Entre os modelos mais usados, o 4-3-3 aparece como base variável, com variações durante a partida. O Brasil, sob Carlo Ancelotti, alterna entre 4-3-3, 4-2-3-1 sem bola e 2-3-5 no ataque. O objetivo é ocupação de espaço, não rigidez posicional.
Portugal também utiliza o 4-3-3 como ponto de partida, explorando amplitude entre linhas. Alemanha e México adotam pressões altas e rápidas recomposições após a perda da posse. O 4-2-3-1, muitas vezes discreto no desenho inicial, domina na defesa.
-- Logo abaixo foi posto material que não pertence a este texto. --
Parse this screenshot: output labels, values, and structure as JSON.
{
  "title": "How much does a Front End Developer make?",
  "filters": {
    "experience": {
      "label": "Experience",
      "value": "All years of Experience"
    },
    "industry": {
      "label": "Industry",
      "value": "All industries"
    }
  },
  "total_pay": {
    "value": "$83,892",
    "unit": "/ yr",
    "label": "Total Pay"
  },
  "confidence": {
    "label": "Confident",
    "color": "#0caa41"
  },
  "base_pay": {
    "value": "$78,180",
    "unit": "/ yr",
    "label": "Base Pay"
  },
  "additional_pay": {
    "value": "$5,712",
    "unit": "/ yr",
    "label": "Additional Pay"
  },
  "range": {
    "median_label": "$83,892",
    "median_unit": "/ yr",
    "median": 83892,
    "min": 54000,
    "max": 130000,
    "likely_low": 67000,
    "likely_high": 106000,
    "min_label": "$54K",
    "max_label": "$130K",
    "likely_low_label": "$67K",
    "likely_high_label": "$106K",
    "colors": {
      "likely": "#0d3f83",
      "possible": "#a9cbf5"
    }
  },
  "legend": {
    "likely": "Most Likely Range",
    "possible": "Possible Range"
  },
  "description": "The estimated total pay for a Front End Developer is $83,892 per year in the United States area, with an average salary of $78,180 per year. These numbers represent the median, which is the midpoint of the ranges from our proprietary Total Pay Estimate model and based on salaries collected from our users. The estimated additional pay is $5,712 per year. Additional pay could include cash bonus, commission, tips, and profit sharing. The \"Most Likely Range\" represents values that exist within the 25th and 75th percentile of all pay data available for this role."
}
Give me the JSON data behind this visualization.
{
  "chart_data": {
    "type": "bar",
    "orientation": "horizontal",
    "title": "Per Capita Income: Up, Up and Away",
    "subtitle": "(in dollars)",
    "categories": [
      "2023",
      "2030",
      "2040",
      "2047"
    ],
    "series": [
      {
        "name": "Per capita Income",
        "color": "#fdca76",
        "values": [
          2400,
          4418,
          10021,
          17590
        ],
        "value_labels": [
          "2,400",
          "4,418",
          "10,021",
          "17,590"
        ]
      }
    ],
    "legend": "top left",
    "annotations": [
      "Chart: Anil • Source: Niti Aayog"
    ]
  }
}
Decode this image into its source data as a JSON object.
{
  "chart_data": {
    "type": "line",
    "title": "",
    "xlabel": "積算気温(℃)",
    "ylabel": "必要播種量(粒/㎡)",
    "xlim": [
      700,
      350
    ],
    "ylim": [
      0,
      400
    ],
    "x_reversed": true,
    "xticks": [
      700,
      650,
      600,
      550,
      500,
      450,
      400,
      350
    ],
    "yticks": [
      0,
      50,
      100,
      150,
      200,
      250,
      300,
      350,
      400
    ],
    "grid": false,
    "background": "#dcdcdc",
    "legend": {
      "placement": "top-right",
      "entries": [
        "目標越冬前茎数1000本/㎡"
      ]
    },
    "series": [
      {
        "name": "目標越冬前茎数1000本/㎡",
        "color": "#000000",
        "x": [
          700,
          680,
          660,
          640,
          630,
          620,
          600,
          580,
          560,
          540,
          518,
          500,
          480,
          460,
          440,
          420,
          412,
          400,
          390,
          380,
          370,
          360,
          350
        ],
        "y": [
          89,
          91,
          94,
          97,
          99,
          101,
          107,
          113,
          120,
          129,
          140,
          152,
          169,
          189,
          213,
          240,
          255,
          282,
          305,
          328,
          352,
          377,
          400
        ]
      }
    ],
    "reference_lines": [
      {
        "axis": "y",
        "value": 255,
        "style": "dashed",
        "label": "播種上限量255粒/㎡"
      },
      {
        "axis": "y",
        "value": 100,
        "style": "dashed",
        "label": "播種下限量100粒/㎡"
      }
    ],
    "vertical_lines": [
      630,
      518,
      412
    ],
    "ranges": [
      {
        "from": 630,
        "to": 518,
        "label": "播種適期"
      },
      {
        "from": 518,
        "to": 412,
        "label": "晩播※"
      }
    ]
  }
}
Brasil e modelos de controle
França e Inglaterra aparecem como exemplos do 4-2-3-1, com dois volantes, meia central e extremos que alternam entre ataque e recomposição. O formato privilegia controle, com ataques rápidos a partir da recuperação da bola.
Outras equipes apostam em zagueiros de três, com 3-4-3 ou 3-4-2-1, como resposta à pressão alta. Japão, Croácia, Marrocos e Senegal usam essa linha, buscando saída limpa quando pressionadas.
Estados Unidos: intensidade como marca
Os Estados Unidos, sob Mauricio Pochettino, alternam 4-3-3 e 4-2-3-1 com alto nível de intensidade sem bola. A equipe também atua com marcação alta e transições rápidas ao perder a posse.
A partir dos jogos, ficou claro que o diferencial está na velocidade de leitura e na capacidade de transformar defesa em ataque em poucos segundos. O Mundial de 2026 privilegia fluidez sobre sistemas fixos.
Consequência para o jogo coletivo
O torneio não consolida um único modelo dominante. O 4-3-3 pode virar 4-2-3-1 em instantes, e o 3-4-3 pode se tornar defensivo sem bola. Assim, a regra passa a ser a adaptabilidade entre sistemas.